Post Payroll activities explained in brief:
- Review, generate and issue of Payslips, TDS Reports, Cash Reports.
- Accessing the Bank Statements and downloading them by choosing a financial year, frequency, period and batch.
- Employee information like employee count, CTC, gross, and net pay, bonus and loss of pay, commissions, processed date, processed by etc.
- PF, ESI, & PT challans, to be generated in ECR format and along with arrears.
Recommended read: All you need to know about Post-payroll Activities
Form 24Q: Form 24Q is used to file the return for tax deducted at source from salary payments.
Form 12B: Form 12B is a statement to be provided by the employer to an employee if he is joining in the middle of the year.
Form 12BB: Form 12BB is an investment declaration form in which employees would mention all investments made by them for tax savings in a financial year.
Form 15H: Form 15H is for senior citizens, those who are 60 years or older to file ITR valid for one financial year.
Form 15G: Form 15G is for everybody else to file ITR valid for one financial year.
Form 16: Form 16 is the certificate issued under section 203 of the Income-tax Act for tax deducted at source (TDS) from income under the head ‘salary’.
Form 16A: Form 16A is the certificate of deduction of tax at source and issued on deduction of tax by the employer on behalf of the employees. These certificates provide details of TDS/TCS for various transactions between deductor and deducted.
Form 16B: Form 16B certifies that the tax has been deducted at source on the income earned from the sale of immovable property (building or part of it) other than agricultural land, and the TDS has been deposited by the property buyer with the Income Tax Department.
Form 10C: Form 10C is filled and submitted when you want to claim benefit under the Employee Pension Scheme (EPS)
Form 26QB: Form 26QB is a return cum challan for payment of TDS to the government.
Form 26AS: Form 26AS (Tax Credit Statement) is the annual statement in which the details of tax credit are maintained for each taxpayer as per the database of the Income-tax department. Form 26AS will reflect the tax credit against the PAN of the taxpayer.
Form 27C: Form 27C is a document that can help in getting tax exemption from the tax deducted at the source. Both buyers and sellers can use this for all the goods specified in the Income Tax Act.
Form 24G: When income tax is deducted at source (TDS) for a salaried individual or a non-salaried individual or even a person who is not a resident of the country, is not salaried but still has to pay tax, the Accounts Officers who process such need to use a form to submit information about the deduction.

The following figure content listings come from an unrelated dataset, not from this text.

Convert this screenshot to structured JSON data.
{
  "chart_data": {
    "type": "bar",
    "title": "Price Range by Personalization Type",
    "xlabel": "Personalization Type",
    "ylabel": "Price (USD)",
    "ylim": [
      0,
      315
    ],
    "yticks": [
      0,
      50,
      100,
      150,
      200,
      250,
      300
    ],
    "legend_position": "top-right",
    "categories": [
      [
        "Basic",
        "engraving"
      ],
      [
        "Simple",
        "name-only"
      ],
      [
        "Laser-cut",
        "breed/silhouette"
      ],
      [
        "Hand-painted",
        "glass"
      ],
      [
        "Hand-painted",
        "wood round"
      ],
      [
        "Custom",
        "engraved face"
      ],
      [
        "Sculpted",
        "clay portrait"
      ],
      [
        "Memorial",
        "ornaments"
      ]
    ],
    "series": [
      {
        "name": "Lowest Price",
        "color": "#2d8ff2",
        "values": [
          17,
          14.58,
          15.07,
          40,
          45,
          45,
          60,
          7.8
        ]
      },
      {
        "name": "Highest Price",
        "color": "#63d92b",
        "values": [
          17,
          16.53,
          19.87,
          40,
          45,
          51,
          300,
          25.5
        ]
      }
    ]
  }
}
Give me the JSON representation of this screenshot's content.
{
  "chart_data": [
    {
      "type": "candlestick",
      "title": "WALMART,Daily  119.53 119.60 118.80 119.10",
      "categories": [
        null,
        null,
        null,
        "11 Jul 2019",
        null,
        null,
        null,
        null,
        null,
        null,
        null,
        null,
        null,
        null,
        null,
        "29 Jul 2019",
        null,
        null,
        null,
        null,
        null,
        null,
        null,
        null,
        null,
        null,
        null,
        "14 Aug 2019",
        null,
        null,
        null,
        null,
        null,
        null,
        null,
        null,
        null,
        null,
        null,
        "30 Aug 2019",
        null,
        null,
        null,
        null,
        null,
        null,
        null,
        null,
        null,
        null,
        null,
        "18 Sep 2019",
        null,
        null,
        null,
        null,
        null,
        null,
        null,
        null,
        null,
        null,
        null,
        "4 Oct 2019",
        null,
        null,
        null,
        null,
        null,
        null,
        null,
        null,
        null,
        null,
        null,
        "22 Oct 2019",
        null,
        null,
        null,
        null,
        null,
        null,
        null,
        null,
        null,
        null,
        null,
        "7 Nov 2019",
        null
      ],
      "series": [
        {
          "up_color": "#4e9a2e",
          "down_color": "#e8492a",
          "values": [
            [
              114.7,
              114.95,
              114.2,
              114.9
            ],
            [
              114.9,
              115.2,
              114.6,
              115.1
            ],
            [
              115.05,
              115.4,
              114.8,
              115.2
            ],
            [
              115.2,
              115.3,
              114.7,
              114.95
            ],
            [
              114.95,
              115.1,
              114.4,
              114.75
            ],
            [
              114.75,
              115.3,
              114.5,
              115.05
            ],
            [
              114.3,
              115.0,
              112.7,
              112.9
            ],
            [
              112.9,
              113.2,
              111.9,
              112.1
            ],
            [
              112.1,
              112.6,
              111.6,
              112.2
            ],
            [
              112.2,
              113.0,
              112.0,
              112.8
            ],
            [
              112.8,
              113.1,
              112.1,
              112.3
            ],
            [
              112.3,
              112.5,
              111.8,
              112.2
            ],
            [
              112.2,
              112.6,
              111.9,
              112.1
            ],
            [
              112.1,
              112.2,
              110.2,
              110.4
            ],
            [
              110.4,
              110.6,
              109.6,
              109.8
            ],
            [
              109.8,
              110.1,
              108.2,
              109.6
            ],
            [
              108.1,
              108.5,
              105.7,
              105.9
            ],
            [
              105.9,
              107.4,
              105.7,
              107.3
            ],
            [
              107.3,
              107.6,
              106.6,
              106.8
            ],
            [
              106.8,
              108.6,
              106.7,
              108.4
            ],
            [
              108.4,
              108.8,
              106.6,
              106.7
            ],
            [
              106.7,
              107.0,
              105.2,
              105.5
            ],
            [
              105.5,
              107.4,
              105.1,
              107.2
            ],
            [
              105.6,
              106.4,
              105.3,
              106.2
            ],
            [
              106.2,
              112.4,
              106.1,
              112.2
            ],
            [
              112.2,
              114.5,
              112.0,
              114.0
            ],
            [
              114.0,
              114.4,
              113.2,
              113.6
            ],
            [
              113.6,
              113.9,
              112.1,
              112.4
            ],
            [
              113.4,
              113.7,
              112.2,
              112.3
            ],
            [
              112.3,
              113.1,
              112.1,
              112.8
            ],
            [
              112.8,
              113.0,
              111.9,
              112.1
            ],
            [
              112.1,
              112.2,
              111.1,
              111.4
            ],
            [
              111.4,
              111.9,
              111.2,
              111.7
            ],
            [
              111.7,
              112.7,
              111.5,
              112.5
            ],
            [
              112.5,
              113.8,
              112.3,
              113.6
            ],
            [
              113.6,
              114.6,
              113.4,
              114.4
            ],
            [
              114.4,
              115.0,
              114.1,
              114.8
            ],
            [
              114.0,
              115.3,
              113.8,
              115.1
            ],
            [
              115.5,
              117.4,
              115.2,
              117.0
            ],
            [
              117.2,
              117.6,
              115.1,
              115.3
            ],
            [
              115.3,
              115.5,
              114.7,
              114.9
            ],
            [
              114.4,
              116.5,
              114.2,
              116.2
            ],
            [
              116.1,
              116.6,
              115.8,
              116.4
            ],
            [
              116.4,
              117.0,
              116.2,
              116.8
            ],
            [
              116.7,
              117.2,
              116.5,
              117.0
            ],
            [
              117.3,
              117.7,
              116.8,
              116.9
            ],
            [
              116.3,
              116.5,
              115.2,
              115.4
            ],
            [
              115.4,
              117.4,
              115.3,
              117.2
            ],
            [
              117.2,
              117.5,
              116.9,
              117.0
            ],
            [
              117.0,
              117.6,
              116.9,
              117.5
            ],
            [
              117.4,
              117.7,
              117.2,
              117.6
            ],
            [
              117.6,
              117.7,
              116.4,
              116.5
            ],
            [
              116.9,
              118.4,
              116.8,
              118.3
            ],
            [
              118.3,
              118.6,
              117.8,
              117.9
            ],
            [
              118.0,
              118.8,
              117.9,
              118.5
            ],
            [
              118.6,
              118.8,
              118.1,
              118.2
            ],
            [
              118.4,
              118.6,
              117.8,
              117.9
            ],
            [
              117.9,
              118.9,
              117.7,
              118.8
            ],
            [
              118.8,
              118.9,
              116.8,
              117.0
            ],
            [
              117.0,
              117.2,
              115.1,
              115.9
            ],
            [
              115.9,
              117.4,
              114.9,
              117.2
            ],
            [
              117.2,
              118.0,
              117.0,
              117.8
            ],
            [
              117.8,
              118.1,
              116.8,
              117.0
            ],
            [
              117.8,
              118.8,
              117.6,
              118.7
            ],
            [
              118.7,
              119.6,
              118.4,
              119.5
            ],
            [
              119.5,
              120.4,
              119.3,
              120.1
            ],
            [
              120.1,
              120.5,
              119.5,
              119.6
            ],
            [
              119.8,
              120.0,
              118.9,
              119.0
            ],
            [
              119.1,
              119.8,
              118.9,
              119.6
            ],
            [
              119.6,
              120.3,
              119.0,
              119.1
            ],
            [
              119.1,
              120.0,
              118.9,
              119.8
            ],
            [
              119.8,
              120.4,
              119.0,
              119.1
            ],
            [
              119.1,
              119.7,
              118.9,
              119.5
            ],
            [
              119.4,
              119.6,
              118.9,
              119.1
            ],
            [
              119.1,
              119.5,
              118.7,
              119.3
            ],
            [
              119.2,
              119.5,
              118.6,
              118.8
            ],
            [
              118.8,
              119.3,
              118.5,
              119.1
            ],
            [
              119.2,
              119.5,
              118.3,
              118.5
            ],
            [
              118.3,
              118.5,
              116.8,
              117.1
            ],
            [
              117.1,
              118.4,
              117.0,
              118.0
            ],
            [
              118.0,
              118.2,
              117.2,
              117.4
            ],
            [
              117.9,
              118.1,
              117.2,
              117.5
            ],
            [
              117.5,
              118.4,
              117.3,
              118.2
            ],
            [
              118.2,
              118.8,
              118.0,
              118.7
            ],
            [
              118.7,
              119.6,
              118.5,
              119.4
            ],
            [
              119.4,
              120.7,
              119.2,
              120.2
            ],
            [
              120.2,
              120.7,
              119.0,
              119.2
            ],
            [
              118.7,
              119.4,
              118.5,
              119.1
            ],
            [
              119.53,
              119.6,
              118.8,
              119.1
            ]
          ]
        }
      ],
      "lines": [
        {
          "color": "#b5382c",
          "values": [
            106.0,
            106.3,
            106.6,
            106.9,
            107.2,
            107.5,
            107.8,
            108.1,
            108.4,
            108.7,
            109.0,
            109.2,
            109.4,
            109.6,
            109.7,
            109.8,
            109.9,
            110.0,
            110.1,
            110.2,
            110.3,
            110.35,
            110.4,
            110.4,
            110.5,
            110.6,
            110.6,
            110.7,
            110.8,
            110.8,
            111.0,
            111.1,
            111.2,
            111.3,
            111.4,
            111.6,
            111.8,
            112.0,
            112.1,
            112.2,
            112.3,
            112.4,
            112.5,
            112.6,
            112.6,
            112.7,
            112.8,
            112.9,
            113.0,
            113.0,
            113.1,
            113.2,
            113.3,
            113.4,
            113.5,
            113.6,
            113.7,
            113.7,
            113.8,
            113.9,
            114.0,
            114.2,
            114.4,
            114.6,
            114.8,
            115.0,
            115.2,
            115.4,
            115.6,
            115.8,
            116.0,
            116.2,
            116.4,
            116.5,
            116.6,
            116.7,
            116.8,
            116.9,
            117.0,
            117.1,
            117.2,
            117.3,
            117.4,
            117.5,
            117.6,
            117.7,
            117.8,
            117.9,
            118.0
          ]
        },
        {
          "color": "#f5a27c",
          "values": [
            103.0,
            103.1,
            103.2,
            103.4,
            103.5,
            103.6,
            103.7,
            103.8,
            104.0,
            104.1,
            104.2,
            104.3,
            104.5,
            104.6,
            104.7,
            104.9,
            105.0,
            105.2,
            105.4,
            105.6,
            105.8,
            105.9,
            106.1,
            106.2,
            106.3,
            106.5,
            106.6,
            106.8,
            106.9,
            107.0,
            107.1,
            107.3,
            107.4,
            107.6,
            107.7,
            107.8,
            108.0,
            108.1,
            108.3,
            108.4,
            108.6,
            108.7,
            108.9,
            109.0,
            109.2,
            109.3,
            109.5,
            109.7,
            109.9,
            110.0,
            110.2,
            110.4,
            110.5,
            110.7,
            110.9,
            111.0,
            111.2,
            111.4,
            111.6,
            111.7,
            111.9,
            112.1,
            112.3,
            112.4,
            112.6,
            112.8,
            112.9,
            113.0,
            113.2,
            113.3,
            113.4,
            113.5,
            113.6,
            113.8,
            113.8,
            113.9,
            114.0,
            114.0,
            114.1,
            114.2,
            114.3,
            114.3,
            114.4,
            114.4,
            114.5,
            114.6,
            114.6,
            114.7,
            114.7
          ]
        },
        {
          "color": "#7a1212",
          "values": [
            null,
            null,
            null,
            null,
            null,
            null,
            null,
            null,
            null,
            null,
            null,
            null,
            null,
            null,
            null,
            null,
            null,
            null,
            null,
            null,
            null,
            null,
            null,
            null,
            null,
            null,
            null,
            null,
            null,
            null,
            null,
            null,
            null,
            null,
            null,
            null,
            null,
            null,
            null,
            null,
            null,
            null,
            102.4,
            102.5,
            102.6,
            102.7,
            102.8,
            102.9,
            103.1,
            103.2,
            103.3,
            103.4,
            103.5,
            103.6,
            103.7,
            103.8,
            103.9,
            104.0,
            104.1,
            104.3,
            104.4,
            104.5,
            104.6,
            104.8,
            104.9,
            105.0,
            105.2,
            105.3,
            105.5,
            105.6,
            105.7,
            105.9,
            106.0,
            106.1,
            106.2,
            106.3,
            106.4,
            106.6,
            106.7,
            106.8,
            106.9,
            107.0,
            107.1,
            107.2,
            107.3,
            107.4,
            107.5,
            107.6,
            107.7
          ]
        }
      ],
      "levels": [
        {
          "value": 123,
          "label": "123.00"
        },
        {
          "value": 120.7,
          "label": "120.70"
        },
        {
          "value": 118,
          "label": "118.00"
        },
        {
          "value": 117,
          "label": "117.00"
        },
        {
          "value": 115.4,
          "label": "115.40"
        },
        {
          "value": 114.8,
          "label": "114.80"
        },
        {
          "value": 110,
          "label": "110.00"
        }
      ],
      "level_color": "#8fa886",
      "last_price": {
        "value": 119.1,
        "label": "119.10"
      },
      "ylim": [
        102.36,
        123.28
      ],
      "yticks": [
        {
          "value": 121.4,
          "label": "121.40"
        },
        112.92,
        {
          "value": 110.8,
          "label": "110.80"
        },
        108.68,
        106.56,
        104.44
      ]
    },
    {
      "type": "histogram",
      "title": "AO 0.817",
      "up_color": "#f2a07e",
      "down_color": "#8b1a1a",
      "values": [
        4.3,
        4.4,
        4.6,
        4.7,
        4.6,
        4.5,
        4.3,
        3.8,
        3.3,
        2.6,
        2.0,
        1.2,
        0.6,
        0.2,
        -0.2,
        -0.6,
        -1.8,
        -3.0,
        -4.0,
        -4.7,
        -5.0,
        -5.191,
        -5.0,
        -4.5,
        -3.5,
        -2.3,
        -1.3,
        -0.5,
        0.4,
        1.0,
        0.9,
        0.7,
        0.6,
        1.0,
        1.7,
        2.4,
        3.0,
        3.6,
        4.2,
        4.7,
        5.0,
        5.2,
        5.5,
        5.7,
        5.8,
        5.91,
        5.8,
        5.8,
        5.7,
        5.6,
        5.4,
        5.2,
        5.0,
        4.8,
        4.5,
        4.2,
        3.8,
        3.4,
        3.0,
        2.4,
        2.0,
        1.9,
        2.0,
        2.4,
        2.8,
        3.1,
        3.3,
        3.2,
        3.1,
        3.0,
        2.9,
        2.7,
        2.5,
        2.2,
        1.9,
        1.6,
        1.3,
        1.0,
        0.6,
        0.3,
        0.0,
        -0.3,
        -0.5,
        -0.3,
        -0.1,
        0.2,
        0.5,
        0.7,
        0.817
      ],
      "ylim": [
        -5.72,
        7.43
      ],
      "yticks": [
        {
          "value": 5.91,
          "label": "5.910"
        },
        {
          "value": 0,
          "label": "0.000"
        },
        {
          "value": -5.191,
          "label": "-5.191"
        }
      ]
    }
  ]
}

Form 24G is used to submit such information for processing.
Form 64A: Form 64A contains the statement of income paid or credited by Venture Capital Company and credited by Venture Capital Fund to be furnished under section 115U of the Income Tax Act 1961.
Form 24Q: The employer has to file a salary TDS return in Form 24Q. 24Q is to be submitted on a quarterly basis. Details of salary paid to the employees and TDS deducted on such payment is to be reported in 24Q.
Form 12BA: Form 12BA is a detailed statement showing particulars of perquisites, other fringe benefits, and profits in lieu of salary.
Form 27EQ: Form 27EQ is a quarterly certificate that contains details of the Tax Collected at Source or TCS under Section 206C of the Income Tax Act, 1961.
Form 49B: Form 49B is an application form under section 203A of the Income Tax Act 1961 for the assignment of TAN number or TAN deduction and payment account number.